Monsieur Pépin a été engagé en qualité d'ingénieur commercial par la société DFI selon un contrat écrit à durée indéterminée du 31 août 1988 à effet du 1er septembre 1988.
La Convention Collective applicable est celle de la papeterie de détail des machines de bureau.
Sa rémunération se composait d'une partie fixe et d'une partie variable, commission fixée chaque année et calculée en fonction des marges brutes réalisées et définies par un plan de commissionnement révisable du fait du partage dans le calcul des commissions entre la société et son salarié de la marge brute réalisée sur le chiffre d'affaire. Ce plan était révisé chaque année de 1990 à 1994.

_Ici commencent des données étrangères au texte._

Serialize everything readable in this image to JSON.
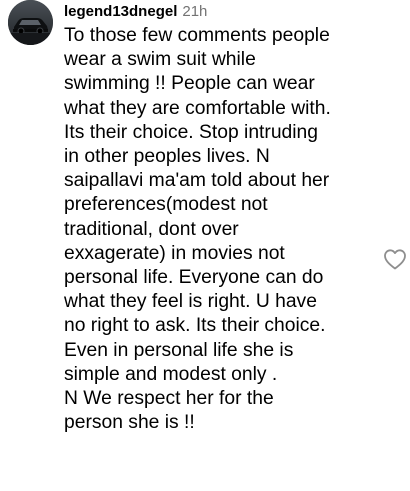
{
  "comment": {
    "username": "legend13dnegel",
    "timestamp": "21h",
    "text": "To those few comments people\nwear a swim suit while\nswimming !! People can wear\nwhat they are comfortable with.\nIts their choice. Stop intruding\nin other peoples lives. N\nsaipallavi ma'am told about her\npreferences(modest not\ntraditional, dont over\nexxagerate) in movies not\npersonal life. Everyone can do\nwhat they feel is right. U have\nno right to ask. Its their choice.\nEven in personal life she is\nsimple and modest only .\nN We respect her for the\nperson she is !!",
    "avatar_icon": "car-avatar-icon",
    "like_icon": "heart-outline-icon"
  },
  "colors": {
    "text": "#000000",
    "secondary": "#737373",
    "icon": "#8e8e8e"
  }
}
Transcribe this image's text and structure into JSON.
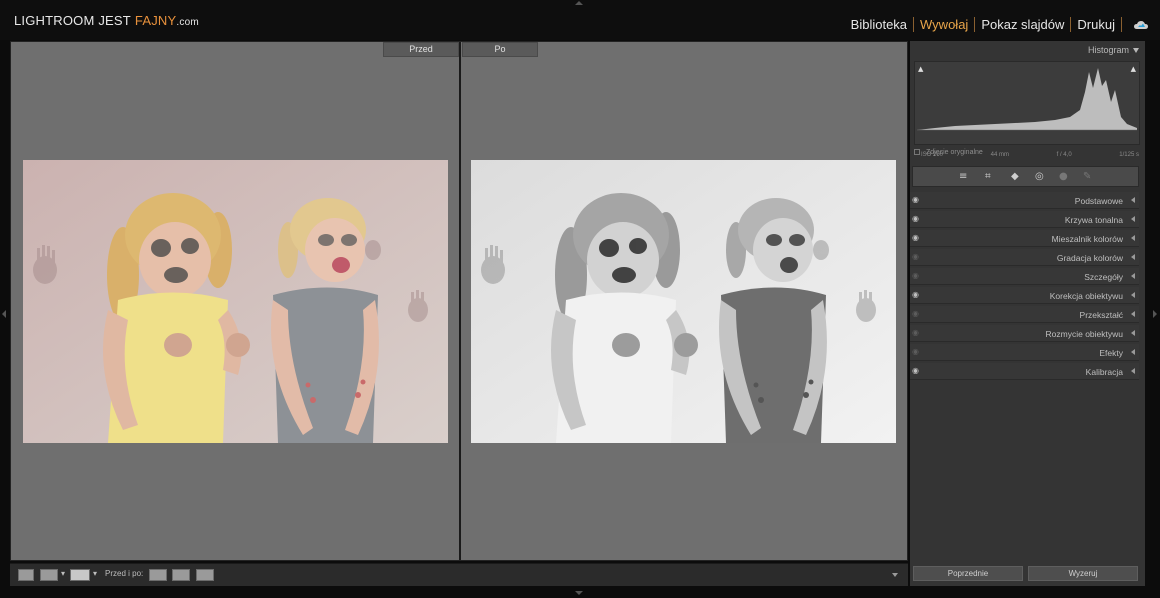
{
  "brand": {
    "part1": "LIGHTROOM JEST",
    "part2": "FAJNY",
    "part3": ".com"
  },
  "modules": [
    {
      "label": "Biblioteka",
      "active": false
    },
    {
      "label": "Wywołaj",
      "active": true
    },
    {
      "label": "Pokaz slajdów",
      "active": false
    },
    {
      "label": "Drukuj",
      "active": false
    }
  ],
  "cloud_icon": "cloud-icon",
  "view": {
    "before_label": "Przed",
    "after_label": "Po"
  },
  "toolbar": {
    "before_after_label": "Przed i po:"
  },
  "histogram": {
    "title": "Histogram",
    "info": [
      "ISO 200",
      "44 mm",
      "f / 4,0",
      "1/125 s"
    ],
    "original_photo_label": "Zdjęcie oryginalne"
  },
  "tools": [
    "sliders-icon",
    "crop-icon",
    "spot-removal-icon",
    "red-eye-icon",
    "radial-filter-icon",
    "brush-icon"
  ],
  "panels": [
    {
      "label": "Podstawowe",
      "visible": true
    },
    {
      "label": "Krzywa tonalna",
      "visible": true
    },
    {
      "label": "Mieszalnik kolorów",
      "visible": true
    },
    {
      "label": "Gradacja kolorów",
      "visible": false
    },
    {
      "label": "Szczegóły",
      "visible": false
    },
    {
      "label": "Korekcja obiektywu",
      "visible": true
    },
    {
      "label": "Przekształć",
      "visible": false
    },
    {
      "label": "Rozmycie obiektywu",
      "visible": false
    },
    {
      "label": "Efekty",
      "visible": false
    },
    {
      "label": "Kalibracja",
      "visible": true
    }
  ],
  "buttons": {
    "previous": "Poprzednie",
    "reset": "Wyzeruj"
  }
}
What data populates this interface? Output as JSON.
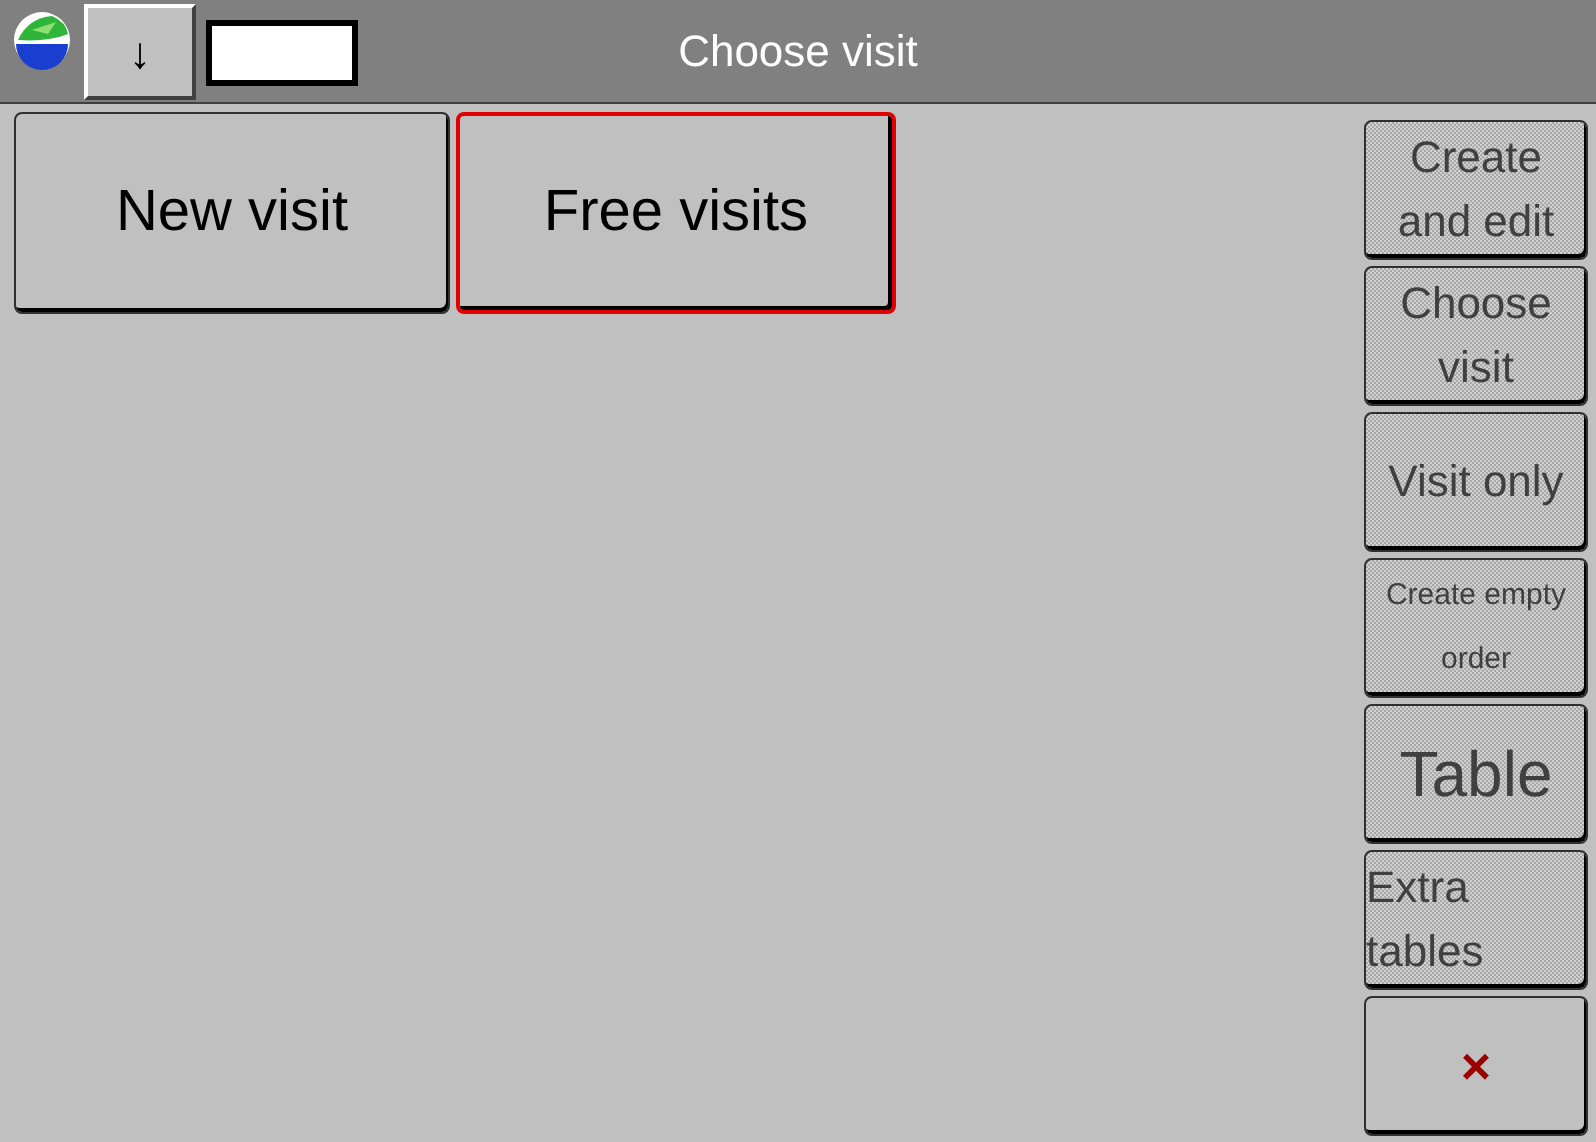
{
  "window": {
    "title": "Choose visit"
  },
  "toolbar": {
    "arrow_button": "↓"
  },
  "main_buttons": [
    {
      "label": "New visit",
      "focused": false
    },
    {
      "label": "Free visits",
      "focused": true
    }
  ],
  "side_buttons": [
    {
      "label": "Create and edit",
      "disabled": true,
      "kind": "text"
    },
    {
      "label": "Choose visit",
      "disabled": true,
      "kind": "text"
    },
    {
      "label": "Visit only",
      "disabled": true,
      "kind": "text"
    },
    {
      "label": "Create empty order",
      "disabled": true,
      "kind": "small"
    },
    {
      "label": "Table",
      "disabled": true,
      "kind": "large"
    },
    {
      "label": "Extra tables",
      "disabled": true,
      "kind": "left"
    },
    {
      "label": "×",
      "disabled": false,
      "kind": "close"
    }
  ]
}
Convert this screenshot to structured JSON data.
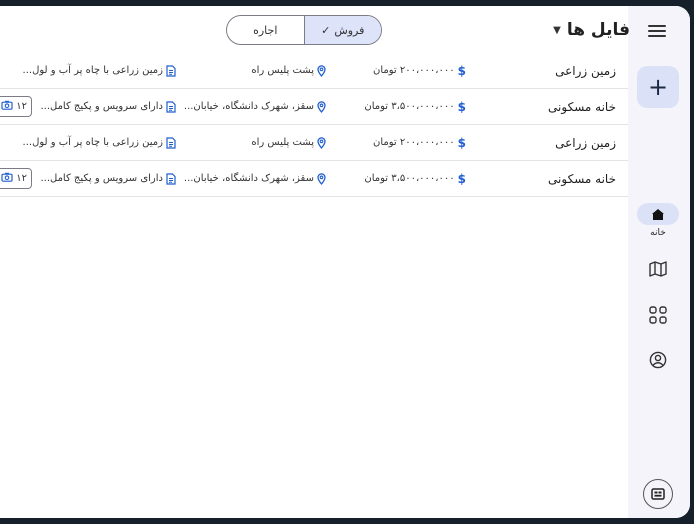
{
  "header": {
    "title": "فایل ها",
    "segments": [
      {
        "label": "فروش",
        "active": true
      },
      {
        "label": "اجاره",
        "active": false
      }
    ]
  },
  "rows": [
    {
      "type": "زمین زراعی",
      "price": "۲۰۰،۰۰۰،۰۰۰ تومان",
      "location": "پشت پلیس راه",
      "description": "زمین زراعی با چاه پر آب و لول...",
      "photos": null
    },
    {
      "type": "خانه مسکونی",
      "price": "۳،۵۰۰،۰۰۰،۰۰۰ تومان",
      "location": "سقز، شهرک دانشگاه، خیابان...",
      "description": "دارای سرویس و پکیج کامل...",
      "photos": "۱۲"
    },
    {
      "type": "زمین زراعی",
      "price": "۲۰۰،۰۰۰،۰۰۰ تومان",
      "location": "پشت پلیس راه",
      "description": "زمین زراعی با چاه پر آب و لول...",
      "photos": null
    },
    {
      "type": "خانه مسکونی",
      "price": "۳،۵۰۰،۰۰۰،۰۰۰ تومان",
      "location": "سقز، شهرک دانشگاه، خیابان...",
      "description": "دارای سرویس و پکیج کامل...",
      "photos": "۱۲"
    }
  ],
  "rail": {
    "fab_icon": "plus-icon",
    "home_label": "خانه",
    "items": [
      "home-icon",
      "map-icon",
      "apps-grid-icon",
      "account-icon"
    ],
    "bottom_icon": "keyboard-icon"
  },
  "colors": {
    "accent": "#1f5fcf",
    "active_bg": "#dbe2f8",
    "rail_bg": "#f6f4fb"
  }
}
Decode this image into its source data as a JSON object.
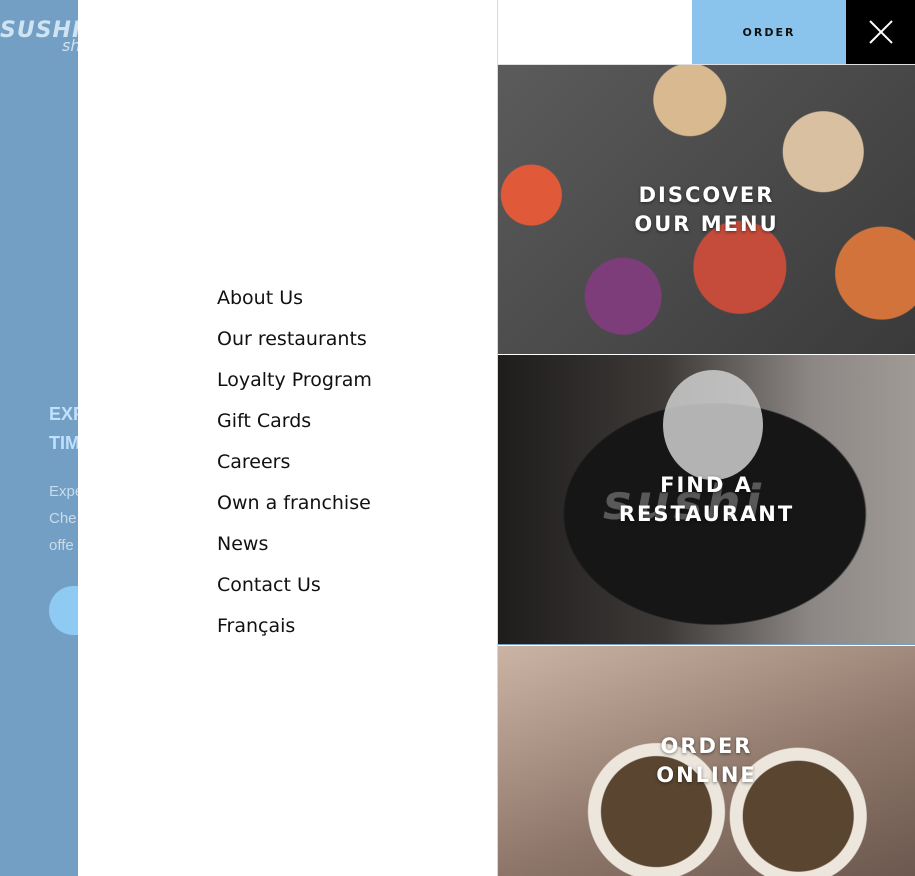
{
  "background": {
    "logo_main": "SUSHI",
    "logo_sub": "shop",
    "heading_lines": [
      "EXP",
      "TIM"
    ],
    "text_lines": [
      "Expe",
      "Che",
      "offe"
    ]
  },
  "menu": {
    "items": [
      {
        "label": "About Us"
      },
      {
        "label": "Our restaurants"
      },
      {
        "label": "Loyalty Program"
      },
      {
        "label": "Gift Cards"
      },
      {
        "label": "Careers"
      },
      {
        "label": "Own a franchise"
      },
      {
        "label": "News"
      },
      {
        "label": "Contact Us"
      },
      {
        "label": "Français"
      }
    ]
  },
  "header": {
    "order_label": "ORDER",
    "close_icon": "close-icon"
  },
  "tiles": [
    {
      "label": "DISCOVER\nOUR MENU"
    },
    {
      "label": "FIND A\nRESTAURANT",
      "emblem_text": "sushi"
    },
    {
      "label": "ORDER\nONLINE"
    }
  ],
  "colors": {
    "accent": "#8ac4ec",
    "background_page": "#729fc3",
    "close_bg": "#000000"
  }
}
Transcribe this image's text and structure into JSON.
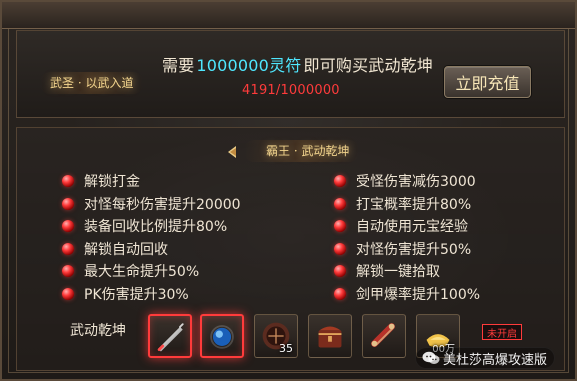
{
  "header": {
    "left_title": "武圣 · 以武入道",
    "title_prefix": "需要",
    "title_amount": "1000000灵符",
    "title_suffix": "即可购买武动乾坤",
    "progress": "4191/1000000",
    "recharge_label": "立即充值"
  },
  "section": {
    "title": "霸王 · 武动乾坤"
  },
  "benefits": {
    "left": [
      "解锁打金",
      "对怪每秒伤害提升20000",
      "装备回收比例提升80%",
      "解锁自动回收",
      "最大生命提升50%",
      "PK伤害提升30%"
    ],
    "right": [
      "受怪伤害减伤3000",
      "打宝概率提升80%",
      "自动使用元宝经验",
      "对怪伤害提升50%",
      "解锁一键拾取",
      "剑甲爆率提升100%"
    ]
  },
  "items": {
    "label": "武动乾坤",
    "slots": [
      {
        "icon": "sword-icon",
        "qty": ""
      },
      {
        "icon": "orb-icon",
        "qty": ""
      },
      {
        "icon": "plate-icon",
        "qty": "35"
      },
      {
        "icon": "treasure-chest-icon",
        "qty": ""
      },
      {
        "icon": "scroll-icon",
        "qty": ""
      },
      {
        "icon": "gold-ingot-icon",
        "qty": "00万"
      }
    ],
    "closed_badge": "未开启"
  },
  "watermark": {
    "text": "美杜莎高爆攻速版",
    "icon": "wechat-icon"
  },
  "colors": {
    "accent_cyan": "#4fe7ff",
    "warning_red": "#ff3b3b",
    "gold_text": "#f2d48d"
  }
}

Début 1995 la société DFI connaissant pour l'ensemble du personnel de mauvais résultats commerciaux et une baisse notoire du marché, adresse à l'ensemble de ses cadres commerciaux un plan de commissionnement à deux options, les congés payés étant toujours inclus dans les commissions avec commissionnement sur des nouvelles activités.
Par lettre du 30 janvier 1995, Monsieur Pépin refusait le plan de commissionnement 1995 ce dont la société DFI prenait acte appliquant d'office l'option 1.
Par lettre du 17 février 1995 Monsieur Pépin sollicitait une mesure de licenciement économique, à laquelle la société DFI opposait le 23 février 1995 une fin de non recevoir.
Le 28 février 1995 Monsieur Pépin écrivait à DFI : "je vous précise que cette rupture du contrat de travail est prise à mon initiative mais vous est totalement imputable et réclame le paiement de mon reçu pour solde de tout compte".
Monsieur Pépin travaillait jusqu'au 21 mars 1995 date à laquelle lui était remis son reçu pour solde de tout compte.
Estimant que la rupture de son contrat de travail résultait d'un licenciement et non d'une démission, Monsieur Pépin assignait la société DFI devant le Conseil de Prud'hommes aux fins de la faire condamner au paiement des sommes suivantes :
- 2 560 F de commission sur l'affaire Total,
- 2 455,45 F de solde de commission,
- 65 403,10 F de rappel de congés payés,
- 113 955,75 F d'indemnité compensatrice de préavis,
- 5 400 F d'indemnité de congés payés sur préavis,
- 33 236,90 F d'indemnité conventionnelle de licenciement,
- 202 000 F à titre d'indemnité pour licenciement sans cause réelle et sérieuse,
- 302 515 F d'indemnité de clientèle,
- 12 000 F au titre de l'article 700 du nouveau Code de procédure civile.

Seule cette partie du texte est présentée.